When Davelle Reggans heard that her former lender had settled a federal lawsuit claiming discrimination against African-American and Latinos for $335 million, the story sounded familiar.
Reggans, an African-American, had great credit and no debt when she took out a Countrywide mortgage on a 1,200-square-foot condo in Aurora. She expected a low, fixed-rate loan. But instead, the broker she trusted surprised her at closing with a mortgage that kept rising, way past the original 6.3 percent.
“I was totally green,” she says now. “I thought the person was my friend. I’d known her for years.”
Blacks and Hispanics in Colorado have been denied mortgages at far higher rates than whites, according to federal mortgage data for 2010 that was disseminated by the Center for Advancing Health at Harvard.
But now, both Wells Fargo and Bank of America, which later purchased Countrywide, have agreed to pay a combined half billion dollars to settle allegations of discrimination. Both have denied wrongdoing. Both Wells Fargo and Countrywide allegedly allowed brokers to earn more money by steering clients to more expensive loans, including subprime loans with rising rates.
These are just two of numerous lawsuit settlements, programs and regulators’ orders now beginning to help people who lost their homes to foreclosure, were shunted into a terrible loan, or need to refinance but owe more than their homes are worth.
The programs, which benefit people of all races, offer the possibility of re-financing at today’s low rates, better treatment by lenders, and even cash for people who were wronged.
But each possibility has confusing rules, and often, people must apply. Also, the opportunities for relief continue to proliferate. So housing experts advise consumers to contact the Colorado Foreclosure Hotline at 1-877-601-4673 or www.coloradoforeclosurehotline.org for help sorting through which program might help them the most.
Reggans eventually lost her condo but is back in good financial shape today. She received her loan before the 2004 cut-off date in the Countrywide case, so she won’t qualify for compensation.
Shaun Donovan, U.S. Secretary of Housing and Urban Development, said that federal government isn’t finished investigating banks.
“We will not accept families losing their homes when the banks aren’t even reviewing the paperwork,” Donovan said in an interview with Colorado Public News during a visit to Colorado. “We’re not going to accept targeting Latino and African-American homeowners with outrageous fees simply because of the color of their skin.”

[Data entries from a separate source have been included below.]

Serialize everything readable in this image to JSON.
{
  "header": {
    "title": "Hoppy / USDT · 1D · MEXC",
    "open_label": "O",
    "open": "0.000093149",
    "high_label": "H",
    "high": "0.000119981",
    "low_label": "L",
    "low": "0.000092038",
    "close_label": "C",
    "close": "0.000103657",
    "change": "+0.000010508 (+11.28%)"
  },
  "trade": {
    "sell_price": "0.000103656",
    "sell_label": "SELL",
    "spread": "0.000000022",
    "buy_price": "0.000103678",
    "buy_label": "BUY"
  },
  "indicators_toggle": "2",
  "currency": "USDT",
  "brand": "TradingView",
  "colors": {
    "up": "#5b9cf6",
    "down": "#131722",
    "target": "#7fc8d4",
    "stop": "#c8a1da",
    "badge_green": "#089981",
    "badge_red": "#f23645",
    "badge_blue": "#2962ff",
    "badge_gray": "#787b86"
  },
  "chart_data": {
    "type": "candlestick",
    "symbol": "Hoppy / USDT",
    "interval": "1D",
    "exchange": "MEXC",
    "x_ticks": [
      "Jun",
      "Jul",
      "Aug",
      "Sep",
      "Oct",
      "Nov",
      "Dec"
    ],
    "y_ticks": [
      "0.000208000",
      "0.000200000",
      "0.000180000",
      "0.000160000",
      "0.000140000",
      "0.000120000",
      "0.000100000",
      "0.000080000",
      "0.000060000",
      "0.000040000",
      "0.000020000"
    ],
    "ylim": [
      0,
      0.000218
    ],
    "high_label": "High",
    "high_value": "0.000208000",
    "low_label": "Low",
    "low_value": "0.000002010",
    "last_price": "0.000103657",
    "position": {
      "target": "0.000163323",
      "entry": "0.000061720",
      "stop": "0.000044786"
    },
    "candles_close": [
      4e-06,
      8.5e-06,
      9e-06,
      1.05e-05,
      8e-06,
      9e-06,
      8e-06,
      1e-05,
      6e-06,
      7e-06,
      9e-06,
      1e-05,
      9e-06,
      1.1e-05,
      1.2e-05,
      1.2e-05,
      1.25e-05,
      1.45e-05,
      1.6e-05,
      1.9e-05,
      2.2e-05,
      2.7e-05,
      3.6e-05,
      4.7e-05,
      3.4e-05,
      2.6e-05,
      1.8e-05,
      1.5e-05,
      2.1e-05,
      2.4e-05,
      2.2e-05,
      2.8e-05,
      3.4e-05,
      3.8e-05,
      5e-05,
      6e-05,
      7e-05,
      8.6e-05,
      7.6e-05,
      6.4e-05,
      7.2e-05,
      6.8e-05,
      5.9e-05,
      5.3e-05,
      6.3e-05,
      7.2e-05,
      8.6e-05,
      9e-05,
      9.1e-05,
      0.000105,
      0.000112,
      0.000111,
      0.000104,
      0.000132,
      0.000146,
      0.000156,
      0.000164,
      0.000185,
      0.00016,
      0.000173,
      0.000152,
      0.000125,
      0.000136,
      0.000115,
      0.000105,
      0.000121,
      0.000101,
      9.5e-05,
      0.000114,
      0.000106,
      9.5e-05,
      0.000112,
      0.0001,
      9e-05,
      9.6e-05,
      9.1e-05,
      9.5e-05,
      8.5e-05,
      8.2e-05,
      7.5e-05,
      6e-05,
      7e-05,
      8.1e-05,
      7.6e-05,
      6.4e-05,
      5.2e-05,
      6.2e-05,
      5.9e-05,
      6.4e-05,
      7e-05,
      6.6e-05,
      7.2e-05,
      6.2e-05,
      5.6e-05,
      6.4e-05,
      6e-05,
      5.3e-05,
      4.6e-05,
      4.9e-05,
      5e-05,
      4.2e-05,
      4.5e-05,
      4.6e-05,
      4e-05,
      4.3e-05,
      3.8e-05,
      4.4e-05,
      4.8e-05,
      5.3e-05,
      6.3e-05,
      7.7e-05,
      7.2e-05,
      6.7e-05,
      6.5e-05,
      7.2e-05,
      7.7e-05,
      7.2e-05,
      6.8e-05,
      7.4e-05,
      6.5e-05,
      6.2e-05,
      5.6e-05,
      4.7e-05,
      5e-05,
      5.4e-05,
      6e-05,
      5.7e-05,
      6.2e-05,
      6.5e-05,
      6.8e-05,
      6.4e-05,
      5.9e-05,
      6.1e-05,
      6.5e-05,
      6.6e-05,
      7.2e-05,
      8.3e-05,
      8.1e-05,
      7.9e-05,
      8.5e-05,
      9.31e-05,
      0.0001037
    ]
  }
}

Corrine Fowler of the Colorado Progressive Coalition objects to the settlements as far too small to make up for the damage done to so many homeowners. The coalition, which advocates for minorities and other groups, is pushing a state ballot issue in November that would require lenders to prove they hold a mortgage on a house before foreclosing on it. Banks oppose the measure.
The NAACP also is pursuing legal action against 15 lenders nationwide. The organization found that blacks in Colorado had 40 percent of the subprime mortgages even though they are only 4 percent of the state’s population.
The following details some of the numerous actions against mortgage lenders that are now providing some relief:
Citi, Chase, Bank of America, Wells Fargo and GMAC/Ally Bank settled a massive national case of mortgage fraud in foreclosures. In Colorado alone, 22,000 people wronged by these lenders can apply for a share in $200 million, and may lose out if they do not apply. These financial institutions are now allowing refinancing to homeowners [PDF] who owe more than their homes are worth.
Veterans may get even more from this settlement, due to special protections under federal law for military personnel moving under orders. Some who were wrongly foreclosed on will get payments for lost equity plus $116,785.
Bank of America spokesman Richard Simon said his company dropped subprime loans and other Countrywide practices after purchasing Countrywide, and moved to help homeowners and stabilize neighborhoods. Bank of America also has begun telling 200,000 mortgage holders they may qualify for reduction of their principal, he said.
Countrywide’s discrimination settlement affects 200,000 blacks and Latinos nationwide, who should start receiving payments of a few hundred to the low thousands this summer. They were charged more for their mortgages than whites with comparable credit, according to the federal complaint. Countrywide brokers also allegedly steered another 12,000 minorities into sub-prime loans, even though they qualified for prime loans, from 2004 to 2008.
“We put together a compelling case for system-wide discrimination,” said Eric Halperin, special counsel for fair lending at the U.S. Department of Justice, regarding the Countrywide case. Countrywide had even caught the discrepancy through its own monitoring, yet did not fix the problems for customers who were wronged, according to court documents.